Since I was small, I have loved classical music and poetry. I climbed on a piano bench at four and started to play notes. I also made up my first poem then…about horses. I followed these two paths through my undergraduate years. I studied with poets Norman Dubie and Pulitzer Prize winner Donald Justice at the Iowa Writers’ Workshop. I also had a piano scholarship. After 17 years of studying piano, I gave it up for writing. It was too hard to do both.

I continued writing and also translating poetry. I received a grant from Columbia University’s PEN Center to translate immigrant poetry. I then started work on an MFA in Translation. My adviser was Daniel Weissbort, who had translated Nobel Prize writers.

I also became a mother…..to Franz. I began to write children’s stories and received encouragement from a number of editors. But it was hard to do everything — be a mother, complete a degree, translate, and write. When I started my Ph.D. — first in literature, then switching to an interdisciplinary one — I stopped writing and translating.

I earned my Ph.D. in 1992, with concentrations in history, sociology, literacy and children’s literature, and international education. What an assortment! I then went to Memphis to teach at a university. I learned so much there! In 1995, I was hired at Purdue. There I taught history courses mostly in Educational Studies.

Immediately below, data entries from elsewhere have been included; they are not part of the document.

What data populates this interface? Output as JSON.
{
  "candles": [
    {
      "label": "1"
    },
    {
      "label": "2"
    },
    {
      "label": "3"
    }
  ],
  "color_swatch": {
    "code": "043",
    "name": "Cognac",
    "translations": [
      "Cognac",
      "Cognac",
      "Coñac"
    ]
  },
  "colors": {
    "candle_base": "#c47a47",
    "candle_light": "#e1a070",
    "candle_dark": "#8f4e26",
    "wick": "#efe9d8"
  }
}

Since then I have published a number of history books.

In 2000, after earning tenure, I returned to writing poetry. Yes, I love both creative and scholarly writing! I have also returned to writing for children, mostly picture books. My love of history continues here, too, in writing biographies, some based on my earlier research. The act of writing — history, poetry, or children’s stories — makes me incredibly happy!